Современность замерла в ледяном оцепенении. Наша эпоха отмечена распадом. Порой мне кажется, что должен произойти взрыв. Если он не случится сейчас, он не случится никогда. Смерть или очищение — вот в чем заключается дилемма сегодняшнего кризиса. И у нас есть все шансы проворонить миг обретения. Несомненно, в какой-то момент бунт стоит по ту сторону добра и зла и является необходимостью. Ведь мы не знаем ничего, кроме каких-то деталей, каких-то нащупываний дороги на заснеженном поле в таких областях знания, которые на поверхности, что уж говорить о том, что находится под ледяной коркой. Нет, мы еще ничего не создали. По отношению к искусству я — агностик. Оно так же бесконечно и неисчерпаемо (и так же безнадежно), как освоение космоса. Необходимо протянуть литературе спасительную маковую соломинку. Нужно вернуть ей свободу. Сердце из последних сил посылает ей кровь. Любовь спрятана в сжатом кулаке. И уже через мгновение из разрезанной вены, вниз, по ступеням амфитеатра, хлынет водопад крови, ежесекундно меняющий свою форму, но сохраняющий свою явленную сущность.
Смутная, смертельная тоска способна породить очень многое. Стиль — это только шаг на пути к самой сути. Необходимо окончательно размести границы между реальностью и творчеством, в клочья раскромсав занавес рационализма, наполнив легкие пламенем отчаянного крика. Никакой религии, никаких догм, проповедей, законов и полное отсутствие социального контроля! Нужно создать новый язык, язык пробуждения, и тогда искусство станет истинной реальностью. Его воздействие будет в сотни раз сильнее эффекта ЛСД. Вся радуга ощущений будет пылать во время этих галлюциногенных представлений: обнаженный страх, тревожный эротизм, нервный судорожный хохот, расслоение рассудка, обрывки бессмысленных заклинаний, психоделия мысли засыпающего человека, колдовство слова.
Слово — это ключ. Оно имеет способность играть с нами.
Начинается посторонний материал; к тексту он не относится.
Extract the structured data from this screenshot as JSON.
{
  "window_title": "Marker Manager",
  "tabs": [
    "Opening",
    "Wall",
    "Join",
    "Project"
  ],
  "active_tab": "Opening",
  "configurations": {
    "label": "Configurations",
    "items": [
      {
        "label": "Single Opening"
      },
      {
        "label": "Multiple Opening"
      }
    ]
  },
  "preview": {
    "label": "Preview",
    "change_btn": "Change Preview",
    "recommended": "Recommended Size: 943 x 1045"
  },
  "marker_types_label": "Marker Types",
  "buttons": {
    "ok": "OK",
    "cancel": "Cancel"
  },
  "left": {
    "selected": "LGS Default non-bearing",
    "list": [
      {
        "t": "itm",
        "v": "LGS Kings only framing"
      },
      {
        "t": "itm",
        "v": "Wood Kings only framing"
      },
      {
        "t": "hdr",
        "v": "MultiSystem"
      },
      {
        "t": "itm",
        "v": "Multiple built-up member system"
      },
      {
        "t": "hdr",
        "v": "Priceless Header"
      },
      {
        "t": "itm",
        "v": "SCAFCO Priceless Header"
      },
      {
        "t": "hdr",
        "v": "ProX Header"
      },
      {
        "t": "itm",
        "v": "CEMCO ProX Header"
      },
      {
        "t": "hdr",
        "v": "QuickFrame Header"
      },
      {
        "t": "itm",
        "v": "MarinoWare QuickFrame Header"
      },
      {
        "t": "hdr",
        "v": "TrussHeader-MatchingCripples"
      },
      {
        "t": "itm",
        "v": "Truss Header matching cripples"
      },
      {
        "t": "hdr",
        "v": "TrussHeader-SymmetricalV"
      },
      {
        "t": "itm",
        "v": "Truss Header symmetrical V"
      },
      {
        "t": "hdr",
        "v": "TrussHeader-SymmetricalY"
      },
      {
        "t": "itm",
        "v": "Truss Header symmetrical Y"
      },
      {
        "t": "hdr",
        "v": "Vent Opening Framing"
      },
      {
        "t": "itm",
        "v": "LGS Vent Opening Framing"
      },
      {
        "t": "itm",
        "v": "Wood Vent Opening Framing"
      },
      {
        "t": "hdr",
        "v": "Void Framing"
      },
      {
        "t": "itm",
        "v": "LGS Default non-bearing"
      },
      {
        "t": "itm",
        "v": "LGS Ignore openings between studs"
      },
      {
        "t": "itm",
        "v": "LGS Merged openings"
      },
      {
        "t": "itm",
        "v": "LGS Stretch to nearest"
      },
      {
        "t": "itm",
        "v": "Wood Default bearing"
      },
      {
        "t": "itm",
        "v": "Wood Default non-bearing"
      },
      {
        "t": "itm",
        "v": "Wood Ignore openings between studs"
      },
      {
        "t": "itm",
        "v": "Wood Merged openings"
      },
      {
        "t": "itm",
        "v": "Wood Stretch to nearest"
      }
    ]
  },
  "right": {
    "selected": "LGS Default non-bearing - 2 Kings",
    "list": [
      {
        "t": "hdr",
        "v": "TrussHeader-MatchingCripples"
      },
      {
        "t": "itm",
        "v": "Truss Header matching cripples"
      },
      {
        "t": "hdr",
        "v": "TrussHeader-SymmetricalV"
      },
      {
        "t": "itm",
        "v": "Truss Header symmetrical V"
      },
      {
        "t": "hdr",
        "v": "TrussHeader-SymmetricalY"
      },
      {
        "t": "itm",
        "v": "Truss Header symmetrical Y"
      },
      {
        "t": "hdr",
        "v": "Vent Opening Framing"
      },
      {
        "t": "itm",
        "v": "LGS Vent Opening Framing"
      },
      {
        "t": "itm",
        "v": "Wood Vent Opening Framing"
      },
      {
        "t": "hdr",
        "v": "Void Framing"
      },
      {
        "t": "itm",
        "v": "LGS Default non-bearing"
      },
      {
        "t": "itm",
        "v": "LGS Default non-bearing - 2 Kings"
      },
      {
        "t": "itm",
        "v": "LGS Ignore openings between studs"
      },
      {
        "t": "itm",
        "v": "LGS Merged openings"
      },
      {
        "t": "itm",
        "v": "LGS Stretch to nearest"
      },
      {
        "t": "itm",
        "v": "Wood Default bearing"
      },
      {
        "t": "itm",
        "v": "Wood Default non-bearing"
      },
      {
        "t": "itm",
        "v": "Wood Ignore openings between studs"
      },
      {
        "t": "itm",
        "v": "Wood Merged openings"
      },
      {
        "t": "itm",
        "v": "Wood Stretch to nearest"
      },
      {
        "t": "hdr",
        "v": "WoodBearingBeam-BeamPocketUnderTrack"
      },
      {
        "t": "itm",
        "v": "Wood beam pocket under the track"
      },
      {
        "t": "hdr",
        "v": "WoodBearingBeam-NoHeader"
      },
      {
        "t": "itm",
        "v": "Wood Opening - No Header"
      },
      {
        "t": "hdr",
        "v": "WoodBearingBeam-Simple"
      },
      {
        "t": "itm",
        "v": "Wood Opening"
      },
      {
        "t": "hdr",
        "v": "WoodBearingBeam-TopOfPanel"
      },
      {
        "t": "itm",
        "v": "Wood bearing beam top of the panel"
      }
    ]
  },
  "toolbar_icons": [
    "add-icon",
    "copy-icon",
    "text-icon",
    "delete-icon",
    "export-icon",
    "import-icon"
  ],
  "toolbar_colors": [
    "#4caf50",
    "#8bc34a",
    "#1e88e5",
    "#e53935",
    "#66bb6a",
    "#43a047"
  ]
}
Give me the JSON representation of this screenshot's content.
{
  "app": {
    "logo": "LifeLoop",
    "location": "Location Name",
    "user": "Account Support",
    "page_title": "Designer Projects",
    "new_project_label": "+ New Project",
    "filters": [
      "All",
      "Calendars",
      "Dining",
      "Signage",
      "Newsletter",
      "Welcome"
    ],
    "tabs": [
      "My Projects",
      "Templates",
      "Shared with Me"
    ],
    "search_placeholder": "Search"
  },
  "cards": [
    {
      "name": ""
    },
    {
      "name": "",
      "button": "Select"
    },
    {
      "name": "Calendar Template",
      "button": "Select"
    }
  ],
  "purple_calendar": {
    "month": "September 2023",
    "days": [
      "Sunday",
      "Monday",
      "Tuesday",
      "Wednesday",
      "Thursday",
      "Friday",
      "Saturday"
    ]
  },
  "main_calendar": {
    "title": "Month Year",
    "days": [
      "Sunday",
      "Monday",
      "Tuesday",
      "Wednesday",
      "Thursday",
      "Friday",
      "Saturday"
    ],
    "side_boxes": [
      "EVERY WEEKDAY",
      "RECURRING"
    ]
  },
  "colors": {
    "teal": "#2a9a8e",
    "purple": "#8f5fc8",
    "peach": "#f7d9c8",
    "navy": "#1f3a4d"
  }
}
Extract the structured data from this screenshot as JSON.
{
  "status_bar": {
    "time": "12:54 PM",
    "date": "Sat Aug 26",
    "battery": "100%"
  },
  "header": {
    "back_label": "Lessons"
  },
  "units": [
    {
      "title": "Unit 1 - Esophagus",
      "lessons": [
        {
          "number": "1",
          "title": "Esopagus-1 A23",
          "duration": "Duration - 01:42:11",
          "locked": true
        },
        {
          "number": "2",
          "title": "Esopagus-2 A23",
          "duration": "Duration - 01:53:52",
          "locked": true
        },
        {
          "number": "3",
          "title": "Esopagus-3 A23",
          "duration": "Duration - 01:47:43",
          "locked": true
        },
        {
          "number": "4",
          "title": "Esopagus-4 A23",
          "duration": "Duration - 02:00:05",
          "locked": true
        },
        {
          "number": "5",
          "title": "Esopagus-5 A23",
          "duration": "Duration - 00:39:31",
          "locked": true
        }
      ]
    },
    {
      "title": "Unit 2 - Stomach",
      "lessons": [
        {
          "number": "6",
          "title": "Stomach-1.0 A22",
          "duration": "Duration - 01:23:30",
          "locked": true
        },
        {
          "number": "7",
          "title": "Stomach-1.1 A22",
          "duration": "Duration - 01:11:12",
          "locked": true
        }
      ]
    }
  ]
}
Фундаментом поэзии может быть только анархия, только этот неистовый дух метафизического разрушения, клокочущая буря. Вся сущность стихотворного театра заключается в том, что слово — это ключ, найдя который ты сможешь познать путь от мысли и чувства до их превращения в язык.
Мы освобождены от дохлой трухи, перед нами стена, лучше, если горит яркий свет. Поднимающийся занавес отрывает зрителя от оледенелой реальности и открывает новую, еще более страшную, о которой он даже не подозревал. Каждый пронизан лучом присутствия. Никакой иронии, только истерический юмор. Никакой перманентной революции, только трансцендентный бунт. Если вы не видите разницы между иерархией хаоса и анархией, значит вы трезвы. Никаких лиц, никакого физического контакта, полное отчуждение. Воплощая беспредел, мы подлинно вольны в своем безумии. Момент воли наступает именно тогда, когда ты теряешь все, что у тебя было. Тебе больше нет смысла бояться. Что можно потерять, когда у тебя не осталось ничего? В этом главная прелесть свободы. Страх умирает, и твой враг приходит в замешательство.
Метафизическое разрушение есть рождение творчества, а грим играет роль допинга. Интонация зачастую оказывается важнее, чем сам текст. Если в вас нет страсти, даже не пытайтесь подняться из лож. Но парадокс в том, что полное отчуждение и дистанцирование от реальности с роковой неизбежностью становятся единственной возможностью реализации подлинного слияния. Катарсиса, разрушающего все границы.